5
votes

Let's say I have a table with one single field named "version", which is a string. When I try to load data into the table using autodetect with values like "1.1" or "1", the autodetect feature infers these values as float or integer type respectively.

data1.json example:

{ "version": "1.11.0" }

bq load output:

$ bq load --autodetect --schema_update_option=ALLOW_FIELD_ADDITION --source_format=NEWLINE_DELIMITED_JSON temp_test.temp_table ./data1.json Upload complete. Waiting on bqjob_ZZZ ... (1s) Current status: DONE

data2.json example:

{ "version": "1.11" }

bq load output:

$ bq load --autodetect --schema_update_option=ALLOW_FIELD_ADDITION --source_format=NEWLINE_DELIMITED_JSON temp_test.temp_table ./data2.json Upload complete. Waiting on bqjob_ZZZ ... (0s) Current status: DONE
BigQuery error in load operation: Error processing job 'YYY:bqjob_ZZZ': Invalid schema update. Field version has changed type from STRING to FLOAT

data3.json example:

{ "version": "1" }

bq load output:

$ bq load --autodetect --schema_update_option=ALLOW_FIELD_ADDITION --source_format=NEWLINE_DELIMITED_JSON temp_test.temp_table ./data3.json Upload complete. Waiting on bqjob_ZZZ ... (0s) Current status: DONE
BigQuery error in load operation: Error processing job 'YYY:bqjob_ZZZ': Invalid schema update.
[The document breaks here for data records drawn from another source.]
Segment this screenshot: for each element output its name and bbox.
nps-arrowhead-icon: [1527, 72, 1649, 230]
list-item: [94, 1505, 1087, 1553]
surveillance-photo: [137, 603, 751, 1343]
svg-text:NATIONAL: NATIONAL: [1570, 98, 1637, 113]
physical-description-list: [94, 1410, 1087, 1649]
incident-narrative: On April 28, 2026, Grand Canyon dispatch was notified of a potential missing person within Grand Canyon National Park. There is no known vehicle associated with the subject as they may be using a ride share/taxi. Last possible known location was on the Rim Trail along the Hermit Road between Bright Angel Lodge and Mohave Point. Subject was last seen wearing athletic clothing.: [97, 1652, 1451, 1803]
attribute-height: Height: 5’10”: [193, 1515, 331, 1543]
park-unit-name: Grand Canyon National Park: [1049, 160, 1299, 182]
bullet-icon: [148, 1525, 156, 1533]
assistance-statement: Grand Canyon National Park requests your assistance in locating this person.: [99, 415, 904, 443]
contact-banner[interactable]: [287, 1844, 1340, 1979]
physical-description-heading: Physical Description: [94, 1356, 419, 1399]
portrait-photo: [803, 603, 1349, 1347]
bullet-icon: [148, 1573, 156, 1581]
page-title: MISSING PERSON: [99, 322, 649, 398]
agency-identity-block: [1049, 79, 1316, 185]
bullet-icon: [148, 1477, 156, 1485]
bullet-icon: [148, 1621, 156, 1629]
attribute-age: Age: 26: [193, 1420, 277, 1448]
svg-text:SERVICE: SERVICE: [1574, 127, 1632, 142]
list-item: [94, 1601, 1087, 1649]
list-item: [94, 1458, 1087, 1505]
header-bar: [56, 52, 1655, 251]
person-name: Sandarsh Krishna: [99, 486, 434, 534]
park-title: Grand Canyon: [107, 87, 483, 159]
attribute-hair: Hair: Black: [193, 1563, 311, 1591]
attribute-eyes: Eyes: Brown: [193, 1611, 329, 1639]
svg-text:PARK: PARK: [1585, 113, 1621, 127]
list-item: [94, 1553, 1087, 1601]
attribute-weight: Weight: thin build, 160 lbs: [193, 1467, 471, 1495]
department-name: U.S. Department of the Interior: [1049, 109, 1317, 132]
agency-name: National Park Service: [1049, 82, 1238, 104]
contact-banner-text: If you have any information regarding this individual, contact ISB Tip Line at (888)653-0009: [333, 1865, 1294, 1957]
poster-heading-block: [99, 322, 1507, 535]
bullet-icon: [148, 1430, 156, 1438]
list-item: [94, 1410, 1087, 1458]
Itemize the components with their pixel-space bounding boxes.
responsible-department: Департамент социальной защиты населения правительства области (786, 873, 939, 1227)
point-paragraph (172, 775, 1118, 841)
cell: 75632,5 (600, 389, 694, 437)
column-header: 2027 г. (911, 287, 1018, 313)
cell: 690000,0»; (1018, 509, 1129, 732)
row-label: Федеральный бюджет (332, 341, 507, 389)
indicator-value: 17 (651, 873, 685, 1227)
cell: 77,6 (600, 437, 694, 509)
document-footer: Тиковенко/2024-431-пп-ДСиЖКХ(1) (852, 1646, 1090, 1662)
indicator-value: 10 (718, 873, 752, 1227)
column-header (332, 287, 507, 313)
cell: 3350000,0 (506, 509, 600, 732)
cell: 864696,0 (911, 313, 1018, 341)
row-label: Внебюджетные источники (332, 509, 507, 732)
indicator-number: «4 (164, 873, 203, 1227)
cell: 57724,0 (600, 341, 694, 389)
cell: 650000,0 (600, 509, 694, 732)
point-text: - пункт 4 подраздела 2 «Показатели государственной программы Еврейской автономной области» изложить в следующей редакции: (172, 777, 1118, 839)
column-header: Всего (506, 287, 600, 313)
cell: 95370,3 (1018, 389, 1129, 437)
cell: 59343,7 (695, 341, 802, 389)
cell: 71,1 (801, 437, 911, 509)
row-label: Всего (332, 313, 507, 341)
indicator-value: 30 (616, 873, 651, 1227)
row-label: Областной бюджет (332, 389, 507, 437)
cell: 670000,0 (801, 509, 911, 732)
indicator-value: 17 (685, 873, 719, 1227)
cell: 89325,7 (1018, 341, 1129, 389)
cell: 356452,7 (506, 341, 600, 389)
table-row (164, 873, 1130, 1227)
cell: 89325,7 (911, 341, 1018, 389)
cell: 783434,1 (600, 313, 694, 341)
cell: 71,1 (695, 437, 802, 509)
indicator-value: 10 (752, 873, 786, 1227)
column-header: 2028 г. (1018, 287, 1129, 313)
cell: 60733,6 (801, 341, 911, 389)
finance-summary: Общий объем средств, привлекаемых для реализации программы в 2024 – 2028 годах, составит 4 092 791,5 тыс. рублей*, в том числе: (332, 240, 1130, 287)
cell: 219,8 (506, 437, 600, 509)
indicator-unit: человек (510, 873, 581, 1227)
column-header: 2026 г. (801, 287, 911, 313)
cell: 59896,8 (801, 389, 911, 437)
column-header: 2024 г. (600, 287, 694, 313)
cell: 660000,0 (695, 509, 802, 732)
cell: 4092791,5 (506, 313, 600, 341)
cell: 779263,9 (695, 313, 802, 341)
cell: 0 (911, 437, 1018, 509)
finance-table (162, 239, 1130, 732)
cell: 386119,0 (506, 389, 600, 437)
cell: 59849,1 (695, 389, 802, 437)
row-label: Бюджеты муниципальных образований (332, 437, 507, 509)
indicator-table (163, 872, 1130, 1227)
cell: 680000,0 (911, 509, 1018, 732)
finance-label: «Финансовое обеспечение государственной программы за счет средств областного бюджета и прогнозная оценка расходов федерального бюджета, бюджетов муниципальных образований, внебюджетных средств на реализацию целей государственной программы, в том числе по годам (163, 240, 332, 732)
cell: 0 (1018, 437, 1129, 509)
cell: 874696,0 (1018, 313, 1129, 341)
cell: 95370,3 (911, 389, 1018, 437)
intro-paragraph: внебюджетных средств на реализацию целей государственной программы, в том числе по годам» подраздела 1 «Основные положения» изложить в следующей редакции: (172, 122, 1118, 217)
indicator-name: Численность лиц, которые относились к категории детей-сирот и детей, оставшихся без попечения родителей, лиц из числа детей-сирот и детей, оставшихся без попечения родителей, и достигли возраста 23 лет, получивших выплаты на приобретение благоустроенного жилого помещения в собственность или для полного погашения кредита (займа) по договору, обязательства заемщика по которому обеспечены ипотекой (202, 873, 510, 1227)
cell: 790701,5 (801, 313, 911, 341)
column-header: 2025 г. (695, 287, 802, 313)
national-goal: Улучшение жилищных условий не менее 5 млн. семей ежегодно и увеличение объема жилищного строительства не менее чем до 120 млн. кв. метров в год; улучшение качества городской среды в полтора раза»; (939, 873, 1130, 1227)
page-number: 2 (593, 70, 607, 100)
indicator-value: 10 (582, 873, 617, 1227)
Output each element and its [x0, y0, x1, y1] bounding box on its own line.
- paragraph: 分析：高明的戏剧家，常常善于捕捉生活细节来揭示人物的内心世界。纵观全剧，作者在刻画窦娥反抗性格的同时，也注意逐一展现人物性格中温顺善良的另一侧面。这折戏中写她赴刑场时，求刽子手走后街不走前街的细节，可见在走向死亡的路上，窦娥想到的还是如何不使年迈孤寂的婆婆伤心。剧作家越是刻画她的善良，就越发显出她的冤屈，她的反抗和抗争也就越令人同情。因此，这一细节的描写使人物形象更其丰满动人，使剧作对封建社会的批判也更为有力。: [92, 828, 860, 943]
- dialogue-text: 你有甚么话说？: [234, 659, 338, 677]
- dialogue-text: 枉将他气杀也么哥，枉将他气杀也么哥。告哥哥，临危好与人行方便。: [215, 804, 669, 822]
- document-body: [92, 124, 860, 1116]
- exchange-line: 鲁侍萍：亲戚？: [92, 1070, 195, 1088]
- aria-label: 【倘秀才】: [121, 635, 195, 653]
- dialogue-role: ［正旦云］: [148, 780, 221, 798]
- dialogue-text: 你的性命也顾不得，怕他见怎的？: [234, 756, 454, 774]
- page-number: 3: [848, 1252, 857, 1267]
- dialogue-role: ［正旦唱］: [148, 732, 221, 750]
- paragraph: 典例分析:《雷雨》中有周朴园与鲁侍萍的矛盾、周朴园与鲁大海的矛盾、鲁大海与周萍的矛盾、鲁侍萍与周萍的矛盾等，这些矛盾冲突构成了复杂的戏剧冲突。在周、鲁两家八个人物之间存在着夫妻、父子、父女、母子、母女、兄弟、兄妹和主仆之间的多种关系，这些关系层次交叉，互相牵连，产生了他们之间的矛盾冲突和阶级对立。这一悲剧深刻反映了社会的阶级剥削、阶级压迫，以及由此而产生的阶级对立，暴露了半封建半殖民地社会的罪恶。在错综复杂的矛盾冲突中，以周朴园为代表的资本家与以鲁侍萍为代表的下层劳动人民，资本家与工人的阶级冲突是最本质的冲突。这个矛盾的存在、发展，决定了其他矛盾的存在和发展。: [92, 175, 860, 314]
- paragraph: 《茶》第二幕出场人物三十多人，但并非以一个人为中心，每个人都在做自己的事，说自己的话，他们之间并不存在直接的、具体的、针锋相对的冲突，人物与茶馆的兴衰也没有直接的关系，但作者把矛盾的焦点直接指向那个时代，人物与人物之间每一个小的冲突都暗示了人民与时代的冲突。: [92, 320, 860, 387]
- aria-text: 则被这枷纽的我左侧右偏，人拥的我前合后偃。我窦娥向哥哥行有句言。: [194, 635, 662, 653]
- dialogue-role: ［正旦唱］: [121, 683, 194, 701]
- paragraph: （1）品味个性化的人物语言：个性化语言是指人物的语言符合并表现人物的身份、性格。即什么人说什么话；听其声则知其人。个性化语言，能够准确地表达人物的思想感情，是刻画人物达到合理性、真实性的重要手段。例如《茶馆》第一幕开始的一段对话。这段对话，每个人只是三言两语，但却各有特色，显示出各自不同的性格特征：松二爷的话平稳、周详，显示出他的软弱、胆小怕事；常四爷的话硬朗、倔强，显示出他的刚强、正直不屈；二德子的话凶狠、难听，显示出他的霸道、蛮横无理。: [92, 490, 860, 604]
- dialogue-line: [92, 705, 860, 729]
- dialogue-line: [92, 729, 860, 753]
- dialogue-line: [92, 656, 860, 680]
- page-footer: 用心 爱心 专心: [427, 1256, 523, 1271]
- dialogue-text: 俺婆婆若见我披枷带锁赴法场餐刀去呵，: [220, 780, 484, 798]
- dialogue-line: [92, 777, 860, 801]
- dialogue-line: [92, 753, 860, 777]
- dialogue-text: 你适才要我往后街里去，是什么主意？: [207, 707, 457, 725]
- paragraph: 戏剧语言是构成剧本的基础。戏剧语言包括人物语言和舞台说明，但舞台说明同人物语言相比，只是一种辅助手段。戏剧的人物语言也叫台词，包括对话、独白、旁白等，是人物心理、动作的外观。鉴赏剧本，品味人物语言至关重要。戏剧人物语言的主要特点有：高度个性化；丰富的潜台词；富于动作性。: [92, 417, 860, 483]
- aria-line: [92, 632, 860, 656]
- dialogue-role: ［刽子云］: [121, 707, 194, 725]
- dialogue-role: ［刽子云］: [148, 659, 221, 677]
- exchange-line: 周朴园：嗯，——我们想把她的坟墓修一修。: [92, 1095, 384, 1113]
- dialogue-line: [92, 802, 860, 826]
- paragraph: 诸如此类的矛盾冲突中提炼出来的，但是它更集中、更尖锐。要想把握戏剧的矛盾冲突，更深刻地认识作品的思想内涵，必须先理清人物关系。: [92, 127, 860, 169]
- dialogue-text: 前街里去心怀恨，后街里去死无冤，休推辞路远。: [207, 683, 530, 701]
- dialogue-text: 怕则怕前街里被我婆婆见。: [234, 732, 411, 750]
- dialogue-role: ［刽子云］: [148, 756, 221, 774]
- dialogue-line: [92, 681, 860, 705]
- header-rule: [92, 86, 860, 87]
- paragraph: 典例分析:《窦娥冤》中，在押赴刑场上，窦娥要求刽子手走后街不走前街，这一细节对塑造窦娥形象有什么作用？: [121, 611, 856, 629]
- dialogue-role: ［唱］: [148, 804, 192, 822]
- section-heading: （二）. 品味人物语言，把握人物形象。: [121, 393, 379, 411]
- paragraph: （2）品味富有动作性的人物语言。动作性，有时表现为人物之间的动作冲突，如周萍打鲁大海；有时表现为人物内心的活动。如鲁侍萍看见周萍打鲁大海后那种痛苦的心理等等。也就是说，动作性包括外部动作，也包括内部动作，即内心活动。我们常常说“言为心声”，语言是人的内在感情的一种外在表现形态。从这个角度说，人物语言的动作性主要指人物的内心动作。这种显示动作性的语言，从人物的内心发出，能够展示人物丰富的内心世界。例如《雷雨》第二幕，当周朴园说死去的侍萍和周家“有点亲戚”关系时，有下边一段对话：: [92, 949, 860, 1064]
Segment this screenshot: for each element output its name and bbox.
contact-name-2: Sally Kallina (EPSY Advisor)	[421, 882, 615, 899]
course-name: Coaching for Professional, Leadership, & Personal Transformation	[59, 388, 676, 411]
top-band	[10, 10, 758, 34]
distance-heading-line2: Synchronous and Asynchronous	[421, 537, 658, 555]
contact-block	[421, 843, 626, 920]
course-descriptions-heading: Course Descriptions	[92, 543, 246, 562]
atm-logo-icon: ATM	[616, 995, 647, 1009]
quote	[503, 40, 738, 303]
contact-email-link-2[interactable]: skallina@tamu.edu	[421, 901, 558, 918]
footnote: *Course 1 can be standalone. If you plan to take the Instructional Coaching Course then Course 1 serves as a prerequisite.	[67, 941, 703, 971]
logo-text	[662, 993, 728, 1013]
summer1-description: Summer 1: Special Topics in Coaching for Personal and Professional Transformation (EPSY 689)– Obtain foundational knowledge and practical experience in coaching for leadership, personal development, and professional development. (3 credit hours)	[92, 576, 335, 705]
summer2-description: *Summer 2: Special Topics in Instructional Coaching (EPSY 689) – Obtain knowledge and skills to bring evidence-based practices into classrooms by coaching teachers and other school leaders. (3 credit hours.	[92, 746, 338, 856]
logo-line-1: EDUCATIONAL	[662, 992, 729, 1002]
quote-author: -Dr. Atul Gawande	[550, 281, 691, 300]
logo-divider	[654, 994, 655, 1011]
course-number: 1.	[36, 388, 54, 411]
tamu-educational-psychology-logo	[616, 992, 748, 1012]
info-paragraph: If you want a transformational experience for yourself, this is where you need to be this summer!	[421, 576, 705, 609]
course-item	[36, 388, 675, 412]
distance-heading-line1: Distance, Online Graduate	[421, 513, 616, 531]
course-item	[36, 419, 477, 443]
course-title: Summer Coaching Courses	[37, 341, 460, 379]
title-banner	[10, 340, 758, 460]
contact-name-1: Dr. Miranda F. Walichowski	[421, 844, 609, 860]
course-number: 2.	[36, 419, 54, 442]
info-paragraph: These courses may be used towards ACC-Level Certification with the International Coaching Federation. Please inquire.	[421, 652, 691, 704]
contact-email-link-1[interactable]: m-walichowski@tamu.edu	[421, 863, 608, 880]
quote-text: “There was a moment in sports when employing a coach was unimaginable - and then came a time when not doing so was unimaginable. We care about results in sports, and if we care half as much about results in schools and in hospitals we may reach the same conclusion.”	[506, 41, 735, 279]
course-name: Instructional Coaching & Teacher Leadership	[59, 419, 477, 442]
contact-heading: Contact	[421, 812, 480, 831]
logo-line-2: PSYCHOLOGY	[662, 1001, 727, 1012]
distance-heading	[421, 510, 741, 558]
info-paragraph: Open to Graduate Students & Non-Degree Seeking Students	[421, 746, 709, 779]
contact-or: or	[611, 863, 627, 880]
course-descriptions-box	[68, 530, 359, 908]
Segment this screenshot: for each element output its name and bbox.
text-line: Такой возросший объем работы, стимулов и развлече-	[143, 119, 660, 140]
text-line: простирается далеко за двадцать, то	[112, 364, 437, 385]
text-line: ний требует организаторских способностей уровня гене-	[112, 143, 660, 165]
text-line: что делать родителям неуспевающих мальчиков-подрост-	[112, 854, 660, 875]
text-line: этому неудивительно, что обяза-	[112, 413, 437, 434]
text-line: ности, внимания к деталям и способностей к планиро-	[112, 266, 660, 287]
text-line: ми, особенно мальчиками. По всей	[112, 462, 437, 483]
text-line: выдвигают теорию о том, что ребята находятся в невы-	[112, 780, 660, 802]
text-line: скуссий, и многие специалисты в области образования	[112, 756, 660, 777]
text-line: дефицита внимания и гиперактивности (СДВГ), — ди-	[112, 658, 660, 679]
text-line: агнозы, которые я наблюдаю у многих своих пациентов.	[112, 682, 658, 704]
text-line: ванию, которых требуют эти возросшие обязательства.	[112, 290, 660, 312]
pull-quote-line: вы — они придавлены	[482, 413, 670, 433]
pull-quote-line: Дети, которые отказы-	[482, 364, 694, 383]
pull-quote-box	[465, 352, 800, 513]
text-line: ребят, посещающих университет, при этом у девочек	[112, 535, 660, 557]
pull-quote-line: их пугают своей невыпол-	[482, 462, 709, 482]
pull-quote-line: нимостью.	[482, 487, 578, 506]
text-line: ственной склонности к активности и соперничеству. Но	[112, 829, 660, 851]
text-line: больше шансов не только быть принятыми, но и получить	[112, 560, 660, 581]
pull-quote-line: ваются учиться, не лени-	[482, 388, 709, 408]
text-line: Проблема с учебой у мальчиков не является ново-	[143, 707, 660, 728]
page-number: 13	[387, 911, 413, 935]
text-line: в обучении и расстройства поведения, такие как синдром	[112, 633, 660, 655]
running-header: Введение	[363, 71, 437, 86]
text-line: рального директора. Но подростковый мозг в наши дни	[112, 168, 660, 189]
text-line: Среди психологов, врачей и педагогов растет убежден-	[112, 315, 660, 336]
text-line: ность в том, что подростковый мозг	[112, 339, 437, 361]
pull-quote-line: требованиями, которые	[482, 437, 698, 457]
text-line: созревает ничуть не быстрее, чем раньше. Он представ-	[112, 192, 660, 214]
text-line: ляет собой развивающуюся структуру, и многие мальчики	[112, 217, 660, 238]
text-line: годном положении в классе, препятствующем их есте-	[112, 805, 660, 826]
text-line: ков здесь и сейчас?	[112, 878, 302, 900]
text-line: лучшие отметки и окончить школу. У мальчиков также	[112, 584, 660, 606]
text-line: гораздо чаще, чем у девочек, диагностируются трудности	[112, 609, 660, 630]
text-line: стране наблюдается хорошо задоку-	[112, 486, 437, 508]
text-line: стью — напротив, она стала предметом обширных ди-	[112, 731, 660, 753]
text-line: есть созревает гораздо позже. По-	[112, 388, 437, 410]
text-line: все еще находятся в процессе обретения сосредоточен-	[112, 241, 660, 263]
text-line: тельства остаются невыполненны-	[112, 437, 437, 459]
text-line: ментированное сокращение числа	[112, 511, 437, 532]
Field version has changed type from STRING to INTEGER

The scenario where this problem doesn't happen is when you have, in the same file, another JSON where the value is inferred correctly as string (as seen in Bigquery autoconverting fields in data question):

{ "version": "1.12" }
{ "version": "1.12.0" }

In the question listed above, there's an answer stating that a fix was pushed to production, but it looks like the bug is back again. Is there a way/workaround to prevent this?

1
It looks to me BigQuery is inferring the types correctly? data1.json is a string, data2.json is a float, and data3.json is a integer. If the value for a column is "1.12", then the most accurate type that describes the column is float; if the value for a column can be "1.12" or "1.12.0", then the type of the column can only be string. It'll be nice if BigQuery can use the type of the column in the table to help the auto-detect, but I think it's more like a feature request than a bug. - Hua Zhang
@HuaZhang I don't agree. If the value is enclosed by double quotes, it should be considered a string. In a standard JSON file, booleans, integers and floats don't have double quotes. - Sandro Ribeiro
I see your point. BigQuery has been able to parse strings like "1.12" as double for a long time though, so auto-detect strings like "1.12" as double is by design. Many customers depend on this design, so it's unlikely to change. - Hua Zhang
@HuaZhang gotcha. A parameter to disable this behavior for existing fields would be great. Thanks anyway. - Sandro Ribeiro
@HuaZhang, could you post a comment with the information you provided in the comments? It will help the Community to better understand BigQuery ;) - enle lin

1 Answers

3
votes

Looks like the confusing part here is whether "1.12" should be detected as string or float. BigQuery chose to detect as float. Before autodetect is introduced in BigQuery, BigQuery allows users to load float values in string format. This is very common in CSV/JSON format. So when autodetect is introduced, it kept this behavior. Autodetect will scan up to 100 rows to detect the type. If for all 100 rows, the data is like "1.12", then very likely this field is a float value. If one of the row has value "1.12.0", then BigQuery will detect the type is string, as you have observed.